How does PTSD manifest?

“With PTSD, certain changes occur in the brain that try to protect the person from further damage by stress factors. The structures that are mainly affected are the hippocampus (formation and structure of memory), the amygdala (emotions of fear) and the prefrontal cortex (complex behavioral reactions). Essentially “, “anesthesia” occurs of the brain structures responsible for emotional attachments simultaneously with increased sensitivity to fear and potentially dangerous events,” says Natalia Gavrilova, a neurologist at the N. I. Pirogov Clinic of High Medical Technologies of St. Petersburg State University, assistant at the Department of Faculty Therapy of St. Petersburg State University.
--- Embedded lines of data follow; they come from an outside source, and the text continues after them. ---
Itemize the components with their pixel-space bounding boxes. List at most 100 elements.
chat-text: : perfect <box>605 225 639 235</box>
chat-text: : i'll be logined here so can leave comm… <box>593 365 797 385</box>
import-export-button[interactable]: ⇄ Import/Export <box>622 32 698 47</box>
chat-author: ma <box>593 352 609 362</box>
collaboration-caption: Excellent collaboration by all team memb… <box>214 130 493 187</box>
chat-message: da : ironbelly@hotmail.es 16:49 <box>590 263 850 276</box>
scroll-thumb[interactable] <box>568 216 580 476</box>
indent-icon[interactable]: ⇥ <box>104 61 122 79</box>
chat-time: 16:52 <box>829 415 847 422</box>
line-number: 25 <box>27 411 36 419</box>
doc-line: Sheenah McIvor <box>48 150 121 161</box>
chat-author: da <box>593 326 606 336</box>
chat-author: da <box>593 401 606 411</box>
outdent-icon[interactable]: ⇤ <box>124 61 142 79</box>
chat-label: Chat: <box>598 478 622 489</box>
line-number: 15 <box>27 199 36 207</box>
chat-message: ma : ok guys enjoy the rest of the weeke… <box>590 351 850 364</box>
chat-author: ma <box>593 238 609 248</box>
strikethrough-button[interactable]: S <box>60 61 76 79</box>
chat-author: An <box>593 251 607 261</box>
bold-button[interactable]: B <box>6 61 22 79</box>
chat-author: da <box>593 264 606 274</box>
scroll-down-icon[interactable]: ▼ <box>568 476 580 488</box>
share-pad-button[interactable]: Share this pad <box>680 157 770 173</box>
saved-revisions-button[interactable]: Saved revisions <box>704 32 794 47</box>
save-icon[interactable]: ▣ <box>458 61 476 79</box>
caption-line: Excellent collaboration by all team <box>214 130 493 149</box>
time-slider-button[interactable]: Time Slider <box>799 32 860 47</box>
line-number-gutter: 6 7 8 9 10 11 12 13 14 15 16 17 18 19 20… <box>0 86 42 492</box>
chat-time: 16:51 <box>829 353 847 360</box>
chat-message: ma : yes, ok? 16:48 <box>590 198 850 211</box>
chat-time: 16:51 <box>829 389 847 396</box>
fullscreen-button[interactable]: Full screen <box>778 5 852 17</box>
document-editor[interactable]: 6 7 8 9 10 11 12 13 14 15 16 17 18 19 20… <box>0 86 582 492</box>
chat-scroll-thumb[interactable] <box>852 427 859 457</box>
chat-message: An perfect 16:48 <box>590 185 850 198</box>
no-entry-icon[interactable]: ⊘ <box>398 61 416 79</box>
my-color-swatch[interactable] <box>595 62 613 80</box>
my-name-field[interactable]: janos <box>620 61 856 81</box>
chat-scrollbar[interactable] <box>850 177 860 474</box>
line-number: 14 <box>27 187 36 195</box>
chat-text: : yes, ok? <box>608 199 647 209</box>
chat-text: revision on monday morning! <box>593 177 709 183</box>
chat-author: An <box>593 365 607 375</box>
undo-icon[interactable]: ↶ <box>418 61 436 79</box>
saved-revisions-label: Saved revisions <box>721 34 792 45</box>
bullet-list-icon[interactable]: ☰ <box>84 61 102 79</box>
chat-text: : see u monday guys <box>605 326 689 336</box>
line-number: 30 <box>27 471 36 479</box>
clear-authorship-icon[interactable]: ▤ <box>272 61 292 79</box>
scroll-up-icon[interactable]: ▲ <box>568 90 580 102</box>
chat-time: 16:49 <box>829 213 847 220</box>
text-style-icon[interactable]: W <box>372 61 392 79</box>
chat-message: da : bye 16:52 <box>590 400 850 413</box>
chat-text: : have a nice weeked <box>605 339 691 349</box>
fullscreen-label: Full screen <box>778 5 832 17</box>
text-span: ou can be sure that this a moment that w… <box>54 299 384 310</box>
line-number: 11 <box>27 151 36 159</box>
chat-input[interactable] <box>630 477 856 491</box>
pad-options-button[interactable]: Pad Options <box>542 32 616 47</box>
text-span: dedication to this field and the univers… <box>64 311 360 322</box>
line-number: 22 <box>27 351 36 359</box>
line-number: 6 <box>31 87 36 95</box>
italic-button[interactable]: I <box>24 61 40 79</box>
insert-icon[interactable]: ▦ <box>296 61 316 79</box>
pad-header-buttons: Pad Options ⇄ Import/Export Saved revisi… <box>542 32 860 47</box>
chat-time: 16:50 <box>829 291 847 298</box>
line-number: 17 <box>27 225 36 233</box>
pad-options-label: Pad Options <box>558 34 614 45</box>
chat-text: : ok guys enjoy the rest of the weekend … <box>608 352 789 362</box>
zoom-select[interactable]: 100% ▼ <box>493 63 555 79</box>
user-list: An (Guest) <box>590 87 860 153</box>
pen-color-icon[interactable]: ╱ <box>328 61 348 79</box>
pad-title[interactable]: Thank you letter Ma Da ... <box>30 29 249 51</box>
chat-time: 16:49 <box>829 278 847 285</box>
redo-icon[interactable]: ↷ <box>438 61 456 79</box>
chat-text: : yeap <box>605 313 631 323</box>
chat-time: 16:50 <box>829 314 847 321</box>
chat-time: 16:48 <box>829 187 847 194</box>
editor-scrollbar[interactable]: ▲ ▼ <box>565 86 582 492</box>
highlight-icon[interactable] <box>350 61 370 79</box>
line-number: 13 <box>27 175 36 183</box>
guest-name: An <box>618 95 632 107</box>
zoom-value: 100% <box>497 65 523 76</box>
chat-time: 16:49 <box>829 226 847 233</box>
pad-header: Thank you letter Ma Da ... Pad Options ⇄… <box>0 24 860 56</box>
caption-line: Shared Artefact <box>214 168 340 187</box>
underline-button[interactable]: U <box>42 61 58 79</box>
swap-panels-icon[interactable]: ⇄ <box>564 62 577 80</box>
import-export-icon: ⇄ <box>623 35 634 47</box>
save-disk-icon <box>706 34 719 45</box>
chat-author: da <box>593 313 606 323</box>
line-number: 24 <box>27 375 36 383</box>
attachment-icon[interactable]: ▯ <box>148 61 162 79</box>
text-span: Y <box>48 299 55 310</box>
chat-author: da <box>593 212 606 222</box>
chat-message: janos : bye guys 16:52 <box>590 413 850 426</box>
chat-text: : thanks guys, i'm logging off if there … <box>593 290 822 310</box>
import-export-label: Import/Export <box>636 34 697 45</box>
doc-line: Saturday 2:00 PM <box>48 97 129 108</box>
According to the specialist, for PTSD to develop in response to a traumatic event, there needs to be an unfortunate coincidence of individual sensitivity, the intensity and suddenness of the injury, as well as a lack of social support. Repetitive injuries of the same type are especially dangerous, Gavrilova points out.
The disease manifests itself in intrusive memories of the traumatic event, avoidant behavior, hyperarousal, changes in mood and emotions. Increased anxiety or withdrawal occurs.
“We once observed a case where a patient with PTSD did not talk to others for many years, but was otherwise completely social and prosperous,” continues the specialist.

“PTSD is characterized by a constant return to a situation of severe stress in the past, insomnia, obsessive thoughts, feelings of fear, helplessness, apathy for more than one month after the event,” adds cognitive psychologist Ulyana Timoshenko.

Experts note that PTSD is difficult to treat, although there are methods with proven effectiveness.
«They usually use cognitive behavioral therapy, acceptance and responsibility therapy, body-oriented therapy, drugs,» Gavrilova lists.
«When When working with PTSD, it is necessary to create motivation in a person, teach him to track thoughts, work with negative attitudes and anxiety, including “rewriting” the history of his experience, working with frightening images,” explains Timoshenko.
Experts emphasize that the disease is necessary identify as early as possible. And it is very important that the patient is supported by loved ones.